The best of the rest

In other sessions, presenters brought attendees up to speed on the use of advanced combustion technologies to mitigate CO2 emissions. For example, Keith Morris—chief engineer for the Americas region at Doosan Babcock—presented details of his company’s supercritical and ultrasupercritical boiler designs using oxy-fuels. He said he considers retrofits of existing plants a "major priority." In its vision of CO2 capture-ready plants, Doosan includes plants that have been upgraded to increase their thermal efficiency and to enable the cofiring of biomass.

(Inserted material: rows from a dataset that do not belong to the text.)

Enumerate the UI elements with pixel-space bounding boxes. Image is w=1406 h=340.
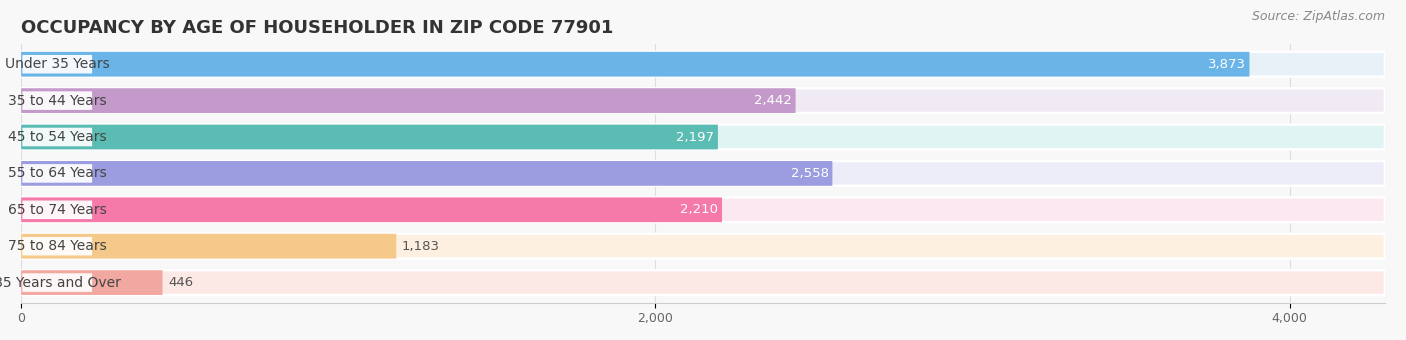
Text: OCCUPANCY BY AGE OF HOUSEHOLDER IN ZIP CODE 77901: OCCUPANCY BY AGE OF HOUSEHOLDER IN ZIP C…: [21, 19, 613, 37]
FancyBboxPatch shape: [21, 198, 723, 222]
Text: 2,442: 2,442: [754, 94, 792, 107]
Text: Under 35 Years: Under 35 Years: [4, 57, 110, 71]
FancyBboxPatch shape: [21, 88, 1385, 113]
FancyBboxPatch shape: [21, 270, 163, 295]
FancyBboxPatch shape: [21, 161, 1385, 186]
FancyBboxPatch shape: [21, 125, 1385, 149]
FancyBboxPatch shape: [21, 52, 1250, 76]
Text: 55 to 64 Years: 55 to 64 Years: [8, 166, 107, 181]
FancyBboxPatch shape: [21, 270, 1385, 295]
Text: 1,183: 1,183: [402, 240, 440, 253]
Text: 45 to 54 Years: 45 to 54 Years: [8, 130, 107, 144]
FancyBboxPatch shape: [21, 88, 796, 113]
FancyBboxPatch shape: [22, 91, 93, 110]
FancyBboxPatch shape: [22, 201, 93, 219]
Text: 2,558: 2,558: [790, 167, 828, 180]
Text: 75 to 84 Years: 75 to 84 Years: [8, 239, 107, 253]
FancyBboxPatch shape: [21, 198, 1385, 222]
Text: 85 Years and Over: 85 Years and Over: [0, 276, 121, 290]
Text: 65 to 74 Years: 65 to 74 Years: [8, 203, 107, 217]
FancyBboxPatch shape: [22, 273, 93, 292]
FancyBboxPatch shape: [21, 234, 1385, 258]
FancyBboxPatch shape: [22, 128, 93, 146]
FancyBboxPatch shape: [22, 55, 93, 73]
FancyBboxPatch shape: [22, 237, 93, 255]
Text: 446: 446: [169, 276, 194, 289]
FancyBboxPatch shape: [22, 164, 93, 183]
Text: 2,197: 2,197: [676, 131, 714, 143]
Text: 3,873: 3,873: [1208, 58, 1246, 71]
Text: 35 to 44 Years: 35 to 44 Years: [8, 94, 107, 108]
FancyBboxPatch shape: [21, 52, 1385, 76]
Text: 2,210: 2,210: [681, 203, 718, 216]
Text: Source: ZipAtlas.com: Source: ZipAtlas.com: [1251, 10, 1385, 23]
FancyBboxPatch shape: [21, 234, 396, 258]
FancyBboxPatch shape: [21, 125, 718, 149]
FancyBboxPatch shape: [21, 161, 832, 186]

Among Doosan’s clients are the 500-MW subcritical Units 1 and 2 of SSE’s Ferrybridge Power Station in Yorkshire, UK, which will be converted to run at supercritical pressures and temperatures while maintaining their net power output. Estimates place the total cost of converting each unit at $480 million, or about $1,000/kW. When the project is completed in 2011, cycle efficiency will have risen substantially, from 37.2% to 46.2%. Doosan is actively developing oxy-coal firing technologies as well. For example, the company plans to use an existing 90-MW multifuel burner test facility to demonstrate, assess, and commercially develop its oxy-fuel firing process.

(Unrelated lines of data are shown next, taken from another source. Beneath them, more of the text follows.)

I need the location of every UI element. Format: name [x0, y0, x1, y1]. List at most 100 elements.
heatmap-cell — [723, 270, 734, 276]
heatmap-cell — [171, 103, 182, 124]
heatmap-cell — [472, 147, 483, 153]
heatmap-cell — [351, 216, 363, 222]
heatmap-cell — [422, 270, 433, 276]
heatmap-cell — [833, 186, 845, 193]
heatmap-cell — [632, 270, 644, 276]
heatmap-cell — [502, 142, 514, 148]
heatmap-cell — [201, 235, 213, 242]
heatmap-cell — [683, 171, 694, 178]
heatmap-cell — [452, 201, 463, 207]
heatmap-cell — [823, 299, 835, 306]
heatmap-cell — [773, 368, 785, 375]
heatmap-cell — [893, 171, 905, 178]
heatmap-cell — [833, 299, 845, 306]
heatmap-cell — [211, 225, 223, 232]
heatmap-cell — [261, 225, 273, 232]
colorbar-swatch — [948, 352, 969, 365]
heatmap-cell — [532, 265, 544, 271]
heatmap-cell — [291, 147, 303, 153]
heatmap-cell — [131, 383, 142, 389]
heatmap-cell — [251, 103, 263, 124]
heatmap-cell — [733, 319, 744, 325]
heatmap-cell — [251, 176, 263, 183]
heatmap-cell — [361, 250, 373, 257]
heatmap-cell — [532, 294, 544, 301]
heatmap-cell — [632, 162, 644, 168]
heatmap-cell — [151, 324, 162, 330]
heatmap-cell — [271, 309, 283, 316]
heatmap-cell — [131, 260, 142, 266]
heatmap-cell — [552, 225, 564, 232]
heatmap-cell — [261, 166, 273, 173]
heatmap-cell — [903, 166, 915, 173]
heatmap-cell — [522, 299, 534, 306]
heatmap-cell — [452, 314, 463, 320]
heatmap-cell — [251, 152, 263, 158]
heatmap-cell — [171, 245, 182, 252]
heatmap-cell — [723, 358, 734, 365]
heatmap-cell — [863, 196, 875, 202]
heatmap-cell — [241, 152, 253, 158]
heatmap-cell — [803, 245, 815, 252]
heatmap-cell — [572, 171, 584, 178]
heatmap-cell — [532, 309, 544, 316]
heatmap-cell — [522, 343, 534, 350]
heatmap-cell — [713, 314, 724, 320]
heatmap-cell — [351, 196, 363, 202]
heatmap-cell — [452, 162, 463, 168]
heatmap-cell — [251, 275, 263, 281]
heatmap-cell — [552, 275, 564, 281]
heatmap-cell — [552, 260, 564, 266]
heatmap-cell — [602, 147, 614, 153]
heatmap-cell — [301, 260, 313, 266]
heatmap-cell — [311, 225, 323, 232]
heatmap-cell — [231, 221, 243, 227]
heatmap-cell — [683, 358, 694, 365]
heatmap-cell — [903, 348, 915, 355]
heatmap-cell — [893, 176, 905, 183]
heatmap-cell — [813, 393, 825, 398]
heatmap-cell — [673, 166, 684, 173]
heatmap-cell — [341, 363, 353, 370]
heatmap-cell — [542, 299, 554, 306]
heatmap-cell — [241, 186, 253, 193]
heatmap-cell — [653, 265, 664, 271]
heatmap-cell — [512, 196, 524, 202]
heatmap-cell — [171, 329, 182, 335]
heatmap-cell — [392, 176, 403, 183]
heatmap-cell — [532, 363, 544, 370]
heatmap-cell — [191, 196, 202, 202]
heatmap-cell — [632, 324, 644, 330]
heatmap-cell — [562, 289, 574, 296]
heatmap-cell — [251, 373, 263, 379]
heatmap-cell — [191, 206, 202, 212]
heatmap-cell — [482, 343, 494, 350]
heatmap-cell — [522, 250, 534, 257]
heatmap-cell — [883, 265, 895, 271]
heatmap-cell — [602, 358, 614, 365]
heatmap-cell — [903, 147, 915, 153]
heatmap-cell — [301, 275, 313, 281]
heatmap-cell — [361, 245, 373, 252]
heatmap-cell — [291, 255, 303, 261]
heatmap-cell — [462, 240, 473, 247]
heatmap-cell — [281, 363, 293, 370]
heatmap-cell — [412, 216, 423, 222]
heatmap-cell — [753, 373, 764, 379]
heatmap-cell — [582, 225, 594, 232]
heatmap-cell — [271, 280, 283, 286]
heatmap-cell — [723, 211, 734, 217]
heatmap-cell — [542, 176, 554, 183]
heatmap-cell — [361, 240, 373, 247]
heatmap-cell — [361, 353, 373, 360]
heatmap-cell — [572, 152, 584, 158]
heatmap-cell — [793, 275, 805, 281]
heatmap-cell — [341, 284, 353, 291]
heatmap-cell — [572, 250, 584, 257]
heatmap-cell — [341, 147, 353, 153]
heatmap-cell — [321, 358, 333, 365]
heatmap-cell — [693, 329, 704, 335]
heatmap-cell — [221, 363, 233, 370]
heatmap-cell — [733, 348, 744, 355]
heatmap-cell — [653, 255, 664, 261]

Oxy-fuel combustion (Figure 4) was also the subject of a presentation by Minish Shah of Praxair Inc. In his view, making a plant CO2-capture-ready will require giving it the ability to fire air or oxygen. Based on Praxair’s R&D efforts to date, including operating pilot plants as large as 5 MWt, developers already have determined the optimum oxygen concentration for flame stability and a way to use flue gas recirculation to maintain heat fluxes. According to Shah, the developmental steps that still need to be made include:

  • Validating models for flue gas recycling, flame properties, heat fluxes, and temperatures by demonstrating them at 10 MW to 100 MW.
  • Determining suitable materials for boiler components.
  • Designing a boiler with minimum air in-leakage.
  • Adequately controlling its emissions of SOx, NOx, and mercury.
  • Managing trace impurities in flue gas.

No technical track on climate change would be complete without an update on the progress of the DOE’s $250 million FutureGen project (Figure 5). Jerry Oliver of the FutureGen Industrial Alliance provided it. This 275-MW research plant, still on track to be completed by 2012, will use IGCC to generate electricity and hydrogen with near-zero emissions. It also will capture and sequester, in underground geologic formations, the 1 million metric tons of CO2 it will produce each year.

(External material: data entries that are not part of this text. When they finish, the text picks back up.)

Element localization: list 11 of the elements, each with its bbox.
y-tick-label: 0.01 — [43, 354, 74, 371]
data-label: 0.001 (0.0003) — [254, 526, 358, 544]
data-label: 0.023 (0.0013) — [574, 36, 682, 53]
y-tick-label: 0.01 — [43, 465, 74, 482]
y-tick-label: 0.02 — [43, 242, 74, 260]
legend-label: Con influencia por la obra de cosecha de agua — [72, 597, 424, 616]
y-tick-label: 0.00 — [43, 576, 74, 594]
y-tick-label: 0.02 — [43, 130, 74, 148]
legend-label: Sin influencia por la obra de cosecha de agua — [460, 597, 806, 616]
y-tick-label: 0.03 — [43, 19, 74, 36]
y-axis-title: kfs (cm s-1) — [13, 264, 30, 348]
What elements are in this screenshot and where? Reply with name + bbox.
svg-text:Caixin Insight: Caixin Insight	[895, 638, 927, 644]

5. The industry’s Holy Grail. An artist’s rendering of the near-zero-emissions FutureGen plant, scheduled to come on-line in 2012. Courtesy: U.S. Department of Energy
 

According to Oliver, FutureGen has moved beyond the development and initial conceptual design phase into Phase 2, the detailed design phase. Phase 3, featuring even more detailed design, is scheduled to begin next year. In the final phase, a program of modeling and monitoring will verify the safety and permanence of CO2 sequestration.